L’ACN publie le Rapport sur la liberté religieuse dans le monde, qui paraît cette année. Pourriez-vous nous parler un peu du contexte de ce rapport ?

C’est en 1999 qu’il a été publié pour la première fois, dans le but de rendre compte des violations de la liberté religieuse et de sensibiliser à cette question. Il est actuellement publié tous les deux ans.

Ce qui le rend spécial, c’est que le RFR est le seul rapport produit par une ONG qui couvre la situation dans tous les pays du monde et pour tous les groupes religieux, car si la liberté religieuse est refusée à un groupe, tôt ou tard elle sera également refusée aux autres, et pour l’ACN, il est important que la liberté religieuse soit accordée de manière égale à tous.

Le RFR sera publié en octobre, est-il trop tôt pour évaluer si la situation mondiale s’est améliorée ou s’est aggravée depuis le dernier rapport ?

Depuis le début du RFR, la situation a tendance à empirer, et malheureusement, cela devrait être la tendance de cette prochaine édition, notamment dans certaines régions du monde.

Quand on parle de persécution religieuse, de quoi parle-t-on exactement ?

Il existe trois différents types de persécution religieuse. En premier lieu, la persécution perpétrée par l’État. Il y a ensuite les persécutions causées par l’extrémisme religieux, comme celui des groupes djihadistes, et un autre type de persécution religieuse est causé par le nationalisme ethnoreligieux.

Et quels sont les pays les plus préoccupants à l’heure actuelle ?

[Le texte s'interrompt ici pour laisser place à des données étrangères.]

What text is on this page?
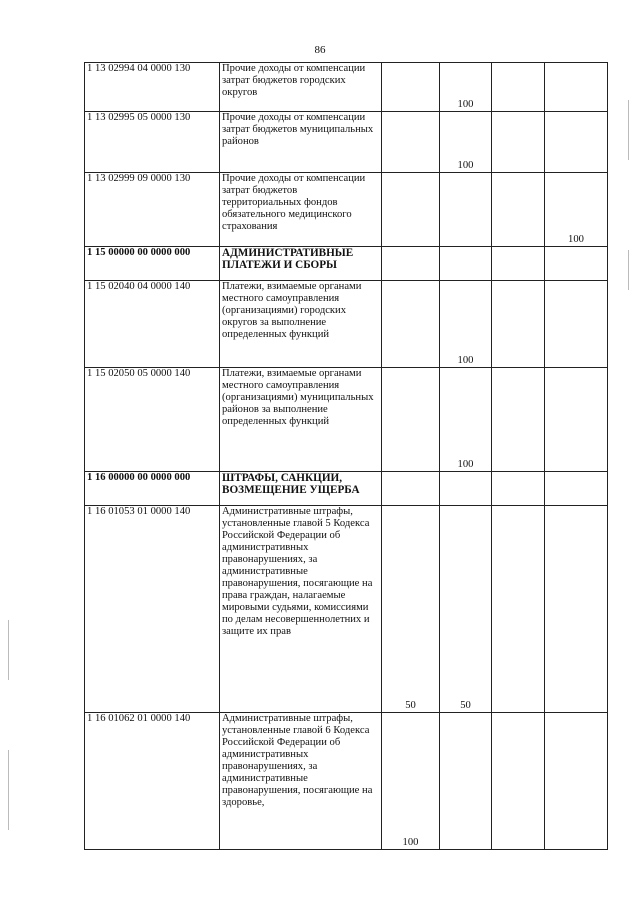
86
1 13 02994 04 0000 130	Прочие доходы от компенсации затрат бюджетов городских округов		100		
1 13 02995 05 0000 130	Прочие доходы от компенсации затрат бюджетов муниципальных районов		100		
1 13 02999 09 0000 130	Прочие доходы от компенсации затрат бюджетов территориальных фондов обязательного медицинского страхования				100
1 15 00000 00 0000 000	АДМИНИСТРАТИВНЫЕ ПЛАТЕЖИ И СБОРЫ				
1 15 02040 04 0000 140	Платежи, взимаемые органами местного самоуправления (организациями) городских округов за выполнение определенных функций		100		
1 15 02050 05 0000 140	Платежи, взимаемые органами местного самоуправления (организациями) муниципальных районов за выполнение определенных функций		100		
1 16 00000 00 0000 000	ШТРАФЫ, САНКЦИИ, ВОЗМЕЩЕНИЕ УЩЕРБА				
1 16 01053 01 0000 140	Административные штрафы, установленные главой 5 Кодекса Российской Федерации об административных правонарушениях, за административные правонарушения, посягающие на права граждан, налагаемые мировыми судьями, комиссиями по делам несовершеннолетних и защите их прав	50	50		
1 16 01062 01 0000 140	Административные штрафы, установленные главой 6 Кодекса Российской Федерации об административных правонарушениях, за административные правонарушения, посягающие на здоровье,	100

L’un des continents où la situation s’est vraiment aggravée, surtout au cours des dernières décennies, est l’Afrique, où l’on constate une véritable croissance de l’extrémisme religieux. Nous voyons de nombreux groupes djihadistes perpétrer davantage d’attaques, y compris dans des pays où les relations interconfessionnelles ne posent pas de problème. Prenons par exemple le cas de la République démocratique du Congo. Historiquement, il n’y avait pas de problèmes entre les communautés religieuses, qui sont majoritairement chrétiennes, mais nous venons d’assister à une attaque majeure contre les fidèles chrétiens. C’est certainement un phénomène qui se propage dans de nombreuses régions d’Afrique, et qui tend à se répandre d’un pays à l’autre. Il y a aussi le cas du Burkina Faso qui, il y a 10 ans, ne faisait pas partie des pays les plus préoccupants, mais qui est aujourd’hui malheureusement l’un des endroits au monde où se produit le plus grand nombre d’attaques jihadistes.

Statue de la Vierge Marie vandalisée dans le diocèse de Nouna, au Burkina Faso.
Statue de la Vierge Marie vandalisée dans le diocèse de Nouna, au Burkina Faso.

Nous avons également assisté à une aggravation de la situation du nationalisme ethnoreligieux en Asie, et le Proche-Orient reste une zone d’instabilité importante, qui affecte également fortement la liberté religieuse. Enfin, nous constatons également de plus en plus de violations de la liberté religieuse en Amérique latine.

Ce n’est pas un scénario agréable… Y a-t-il des raisons d’espérer ?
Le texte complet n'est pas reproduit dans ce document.